Fixable coffee fiasco aside, it was a fun flashback. The truth is, I learned to read because of Peanuts. I really LOVED the books we had, and I couldn't wait to finish one so I could go on to the next. But I wanted to get the jokes, to follow the characters I loved. I guess this helps explain why I can't understand the occasional conflicts that pop up about things like Captain Underpants or graphic novels or manga and whether or not kids should be reading them instead of... well, instead of what is never the argument, is it? Why reading should ever be a daily grind for kids is beyond me. Life, in the form of coffee maker fiascos and variants, is enough of a grind, even for the younger set.

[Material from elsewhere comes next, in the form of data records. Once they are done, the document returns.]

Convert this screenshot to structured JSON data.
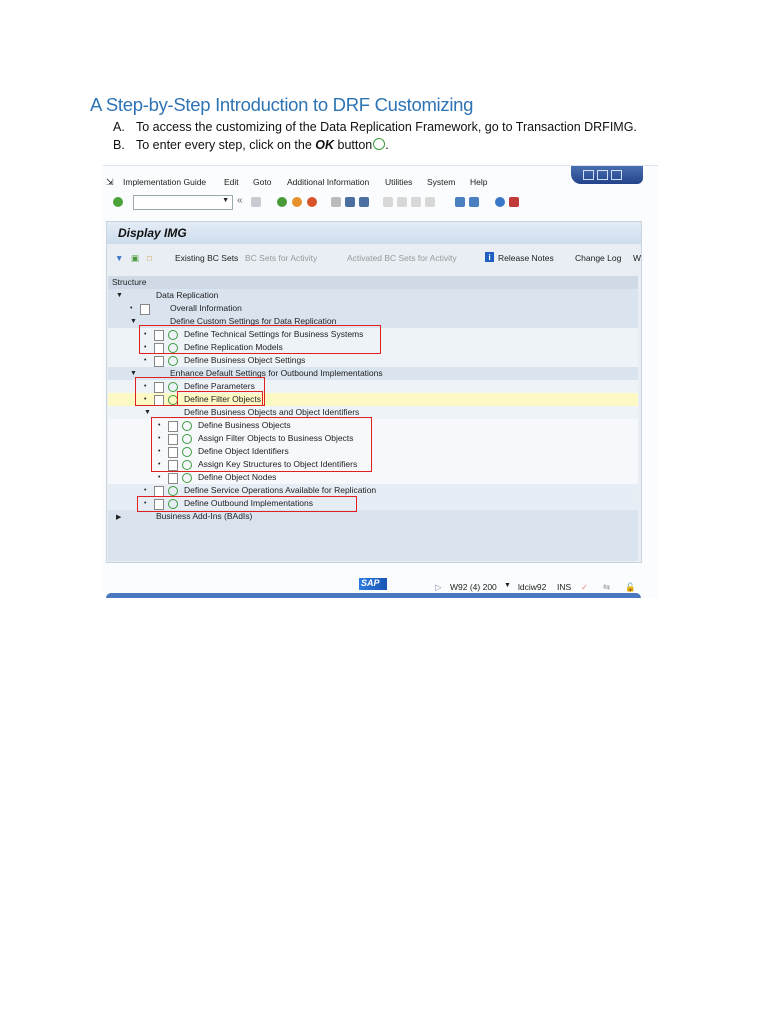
{
  "document": {
    "title": "A Step-by-Step Introduction to DRF Customizing",
    "steps": [
      {
        "label": "A.",
        "text": "To access the customizing of the Data Replication Framework, go to Transaction DRFIMG."
      },
      {
        "label": "B.",
        "text_before": "To enter every step, click on the ",
        "bold": "OK",
        "text_after": " button",
        "end": "."
      }
    ]
  },
  "sap": {
    "menu": [
      "Implementation Guide",
      "Edit",
      "Goto",
      "Additional Information",
      "Utilities",
      "System",
      "Help"
    ],
    "panel_title": "Display IMG",
    "app_toolbar": [
      "Existing BC Sets",
      "BC Sets for Activity",
      "Activated BC Sets for Activity",
      "Release Notes",
      "Change Log",
      "W"
    ],
    "structure_label": "Structure",
    "tree": [
      {
        "level": 0,
        "type": "folder",
        "text": "Data Replication"
      },
      {
        "level": 1,
        "type": "doc",
        "text": "Overall Information"
      },
      {
        "level": 1,
        "type": "folder",
        "text": "Define Custom Settings for Data Replication"
      },
      {
        "level": 2,
        "type": "activity",
        "text": "Define Technical Settings for Business Systems"
      },
      {
        "level": 2,
        "type": "activity",
        "text": "Define Replication Models"
      },
      {
        "level": 2,
        "type": "activity",
        "text": "Define Business Object Settings"
      },
      {
        "level": 1,
        "type": "folder",
        "text": "Enhance Default Settings for Outbound Implementations"
      },
      {
        "level": 2,
        "type": "activity",
        "text": "Define Parameters"
      },
      {
        "level": 2,
        "type": "activity",
        "text": "Define Filter Objects",
        "selected": true
      },
      {
        "level": 2,
        "type": "folder",
        "text": "Define Business Objects and Object Identifiers"
      },
      {
        "level": 3,
        "type": "activity",
        "text": "Define Business Objects"
      },
      {
        "level": 3,
        "type": "activity",
        "text": "Assign Filter Objects to Business Objects"
      },
      {
        "level": 3,
        "type": "activity",
        "text": "Define Object Identifiers"
      },
      {
        "level": 3,
        "type": "activity",
        "text": "Assign Key Structures to Object Identifiers"
      },
      {
        "level": 3,
        "type": "activity",
        "text": "Define Object Nodes"
      },
      {
        "level": 2,
        "type": "activity",
        "text": "Define Service Operations Available for Replication"
      },
      {
        "level": 2,
        "type": "activity",
        "text": "Define Outbound Implementations"
      },
      {
        "level": 0,
        "type": "collapsed",
        "text": "Business Add-Ins (BAdIs)"
      }
    ],
    "status": {
      "logo": "SAP",
      "system": "W92 (4) 200",
      "server": "ldciw92",
      "mode": "INS"
    },
    "colors": {
      "title": "#2e74b5",
      "highlight": "#fdf9c4",
      "annotation": "#e02020"
    }
  }
}
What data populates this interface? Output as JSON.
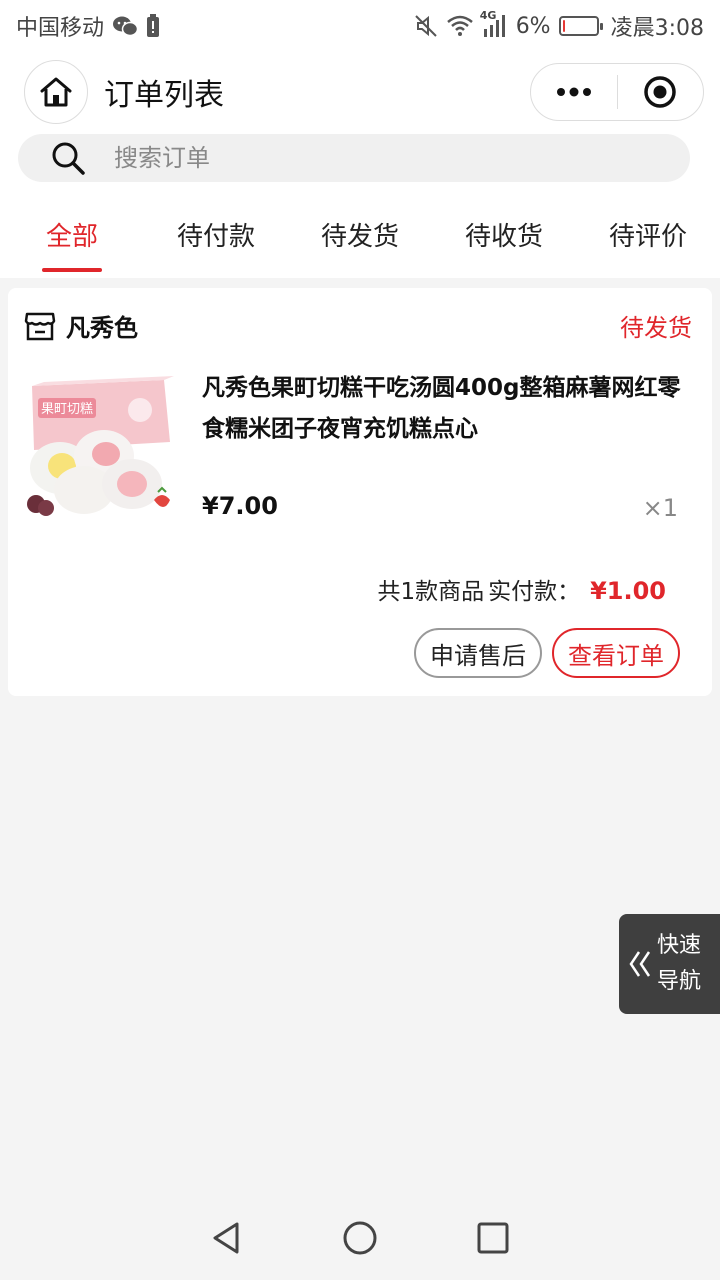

Now, I gotta book, but I leave you with a Peanuts line I still use from time to time lo these decades later. Charlie Brown looks at an uncomfortable Linus and wonders what's wrong. Sayeth Linus, "I'm aware of my tongue." You try finding that feeling phrased better in any work of literature for any age. Betcha can't.

2 comments:

Nancy said...

I'm aware of my tongue.... PERFECT!

Anonymous said...

Greg - as a former homeschooling mom, you've expressed my thoughts on this subject amazingly well. Both of my boys were late readers and both as teenagers read more, and more broadly, than almost anyone I know. They read what they wanted to read, mostly when they wanted to read it. That's not to say that we didn't work on reading, but that it was fine with me when the "Marvel Essentials" were what one strove to understand while the other son only wanted to be able to play Civilization on the computer. Word games were inspired by none other than Jack Prelutsky, whose "Dragons are Singing Tonight" is still a standard kid present for us.